Ken - September 13, 2012 Reply

What third-party options do you recommend for Windows 7?

    Mark Freeman - September 14, 2012 Reply

    Ken –
    Windows is setup to show you Microsoft’s feelings about file formats they don’t control. Rather than easily adding the ability to print or scan to PDF they opt for TIF.

    The top third party scan software for Windows regardless of price is Adobe’s Acrobat.

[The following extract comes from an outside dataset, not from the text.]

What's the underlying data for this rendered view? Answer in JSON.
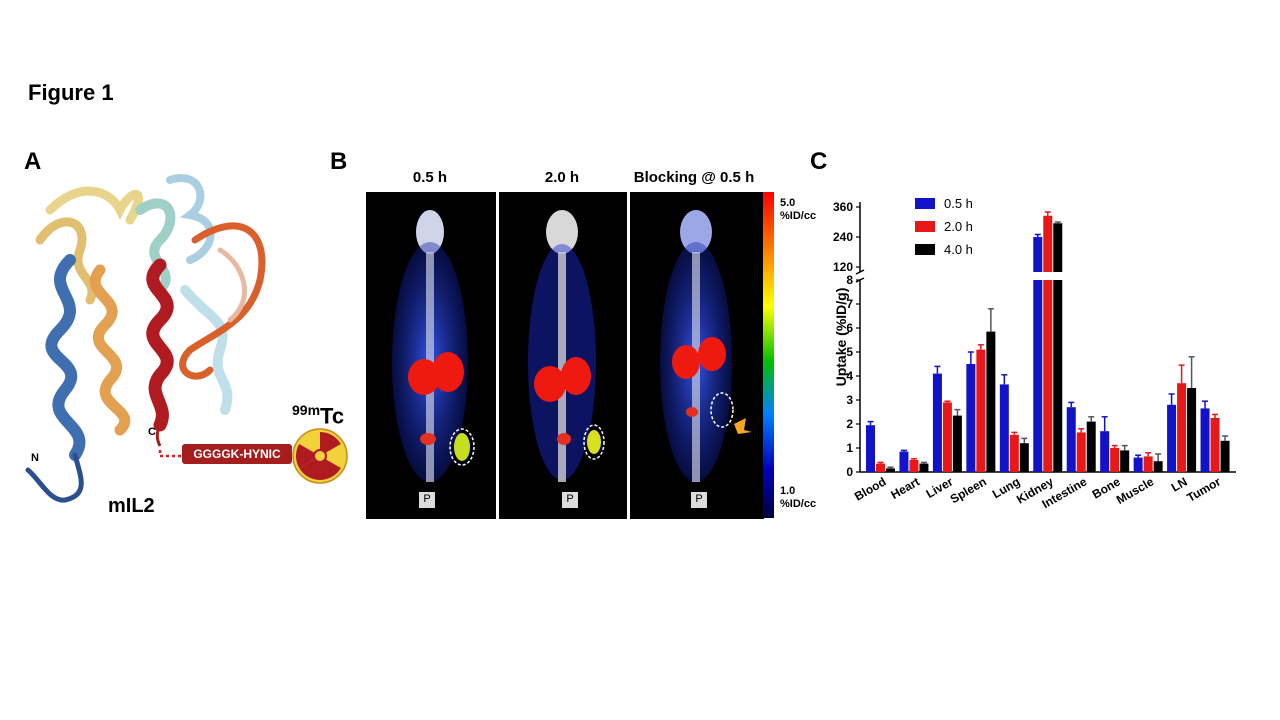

I tested it head to head with Abbyy FineReader Corporate last year and it won out for me. While Abbyy had nice automated OCR features (Adobe thinks crippling batch scan processing was an improvement. You can run large batch jobs without user interaction but the app has to be open and running and it can’t be run via commandline or at specific times.), speed, file size and OCR accuracy were superior in Acrobat.
    Some people swear by PaperPort but I really don’t understand that at all. Every year I see the new version come out and it still looks 5+ years old.

    There are a number of free third party PDF print utilities out there for Windows and they are your easiest path to free PDF creation. My favorite no-cost, lightweight and spam-free option is dopdf. It allows you to print to pdf without having to use any specific pdf reader. This won’t allow for editing though. (Word and Office can be pricey. If you’re a student or know someone in education you may be able to get a free Office2007 license via MSDNAA.) OpenOffice may be a good free option to pursue.
    I haven’t been on the lookout for good freeware PDF apps so maybe someone else will chime in with better alternatives.

    The makers of DEVONthink (Mac document management software) make a nice third party driver and scanner app called ExactScan. It supports a ton of Twain compatible scanners. I think it runs around $100 US alone but comes bundled with DEVONthink suite packages. It comes in handy with my Xerox DocuMate scanner since it has options for programming the functon buttons.

    I think Fujitsu really dominates the market with the best selection of hardware and bundled software. My DocuMate has great hardware and driver/interface software but crappy bundled software – PaperPort and OmniPage. My Brother MFC has decent fax server software and support for Linux/Mac/Windows but I’d have to dig up the CDs just to tell you what pathetic PDF software they included.
    I took my time planning my paperless switch and saved hundreds on top notch hardware which took the sting out of paying for Acrobat. I’d suggest using trial versions of apps whenever possible before buying them to make sure they meet your needs. You can try the same with scanners at a local office supply store.

    Good article Brooks. I’m sure there are tons of folks out there with horror stories about the trash that these folks have the nerve to include.